The Hadley from four years earlier had had no business raising a child. That woman was nothing more than a shadow of the eight-year-old who’d lost her innocence in the midst of a bloody, heartbreaking tragedy. The gunshots and screams still haunted her even though it had been over a decade. Her demons were unshakable, their claws anchored so deep into her soul that they seemed impossible to escape. Therapy hadn’t helped. Medicine only took the edge off. Self-harm, self-loathing, and self-sabotage had become a way of life. Sure, that Hadley could have kept the baby. She could have tried to be a good mother, but she never would have been able to forgive herself if—and ultimately when—she’d failed.
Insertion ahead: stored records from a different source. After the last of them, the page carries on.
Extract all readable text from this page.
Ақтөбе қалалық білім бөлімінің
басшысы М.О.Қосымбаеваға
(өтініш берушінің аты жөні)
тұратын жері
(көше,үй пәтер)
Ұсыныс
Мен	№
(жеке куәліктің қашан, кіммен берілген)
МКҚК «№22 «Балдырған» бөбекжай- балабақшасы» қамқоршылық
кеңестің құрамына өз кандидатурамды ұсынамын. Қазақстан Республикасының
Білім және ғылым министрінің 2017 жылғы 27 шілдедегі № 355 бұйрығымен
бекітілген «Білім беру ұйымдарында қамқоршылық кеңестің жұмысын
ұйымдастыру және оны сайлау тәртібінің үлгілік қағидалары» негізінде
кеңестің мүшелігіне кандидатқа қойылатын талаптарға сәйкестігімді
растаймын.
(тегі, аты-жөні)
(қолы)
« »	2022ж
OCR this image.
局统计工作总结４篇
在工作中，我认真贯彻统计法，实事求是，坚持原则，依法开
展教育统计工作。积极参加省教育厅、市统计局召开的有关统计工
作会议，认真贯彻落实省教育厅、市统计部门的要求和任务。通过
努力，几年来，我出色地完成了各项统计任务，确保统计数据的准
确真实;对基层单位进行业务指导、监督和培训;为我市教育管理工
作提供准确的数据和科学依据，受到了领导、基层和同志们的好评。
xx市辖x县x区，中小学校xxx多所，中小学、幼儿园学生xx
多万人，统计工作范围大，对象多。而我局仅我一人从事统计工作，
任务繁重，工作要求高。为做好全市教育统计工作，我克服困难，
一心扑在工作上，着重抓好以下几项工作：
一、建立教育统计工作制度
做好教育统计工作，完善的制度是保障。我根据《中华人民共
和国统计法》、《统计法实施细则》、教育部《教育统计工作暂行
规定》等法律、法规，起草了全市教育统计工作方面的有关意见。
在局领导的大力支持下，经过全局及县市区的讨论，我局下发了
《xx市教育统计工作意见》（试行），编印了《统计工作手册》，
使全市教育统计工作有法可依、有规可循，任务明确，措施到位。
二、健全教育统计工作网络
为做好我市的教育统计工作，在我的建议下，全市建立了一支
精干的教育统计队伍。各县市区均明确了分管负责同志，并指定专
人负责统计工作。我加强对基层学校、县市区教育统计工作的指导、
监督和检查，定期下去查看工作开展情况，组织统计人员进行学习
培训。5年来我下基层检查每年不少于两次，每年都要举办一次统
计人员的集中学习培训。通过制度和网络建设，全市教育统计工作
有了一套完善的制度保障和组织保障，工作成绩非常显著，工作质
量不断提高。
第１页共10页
Not everything was black and white. It was often in the gray areas where the hardest decisions were made. And four years ago, in the darkest gray imaginable, dropping Keira off to Caven had been the only option.

But that was a different time.

A different place.

A different world.

And a different life.

The Hadley of now was a different person.

When the monstrous task of living had begun to suffocate me, I’d considered ending it all. Thankfully, my mother’s green eyes, frantically trying to figure out how to keep me alive even as she took her dying breath, flashed on the backs of my lids, convincing me to give therapy one last try.

And, this time, it changed my life.

I explained to my doctor that I was in the prime of my life, as some would call it, but most days, it was all I could do to pry my lids open. It felt like I was walking through life, dragging two cement boulders tied around my ankles and a semi-truck strapped to my chest. How was I ever going to survive the rest of my life if I couldn’t even climb out of my bed?

He looked me straight in the eye and said, “If you objectively look at life as a whole, it’s a daunting and impossible process. There are just far too many obstacles for one person alone to conquer. The world sucks. People are judged rather than accepted. Hate spreads far more easily than love. Power and money are valued more than morality. Insecurities are preyed upon rather than quelled.” His intense gaze never left mine when he asked, “Why would any of us want to live like that?”

I didn’t have an answer for him because I sure as hell didn’t.

And then he set his folder aside, leaned back in his chair, crossed his legs, and saved my life. “Because life isn’t lived as a whole. You aren’t given a hundred years all at once. Time is doled out one very manageable second at a time. Stop looking at the big picture and find happiness in the seconds.”

I’d always loved photography—before and especially after I’d lost my parents. It was my escape. But it wasn’t until that moment that I realized why.

A camera could capture a million different emotions.

But only one at a time.

One second.

One snap.

One memory forever frozen in time.

When I looked back on the picture of my parents taken exactly one second before my father was killed, they were genuinely happy.

There was no pain.

No terror.

As a family, it was our final second untouched by such brutal violence and staggering fear.

And it was beautiful.

My parents hadn’t lived their lives trembling because of what could have happened to them.

They’d lived their lives for moments like that picture.

And from that day forward, with my camera at my side, one second at a time, I started my uphill battle to do the same. To live my life the way my parents had. The way they would have wanted me to as well.

It had taken a while, far longer than I would have liked, but I could finally breathe again without pain. I was able to find warmth in the sun again and stare up at the night sky without wishing it would devour me.

For the first time since I had taken back control of my life, I wasn’t living in the gray anymore.

But I feared that was where Keira would always be.

I should have called. I should have turned myself in to the police. Caven would have been notified that I’d been arrested and he’d have had time to process my return. But that would have given him time to plan for it.

There was a good chance he was never going to let me see Keira. And rightly so. After everything that had happened, I couldn’t fault him for that.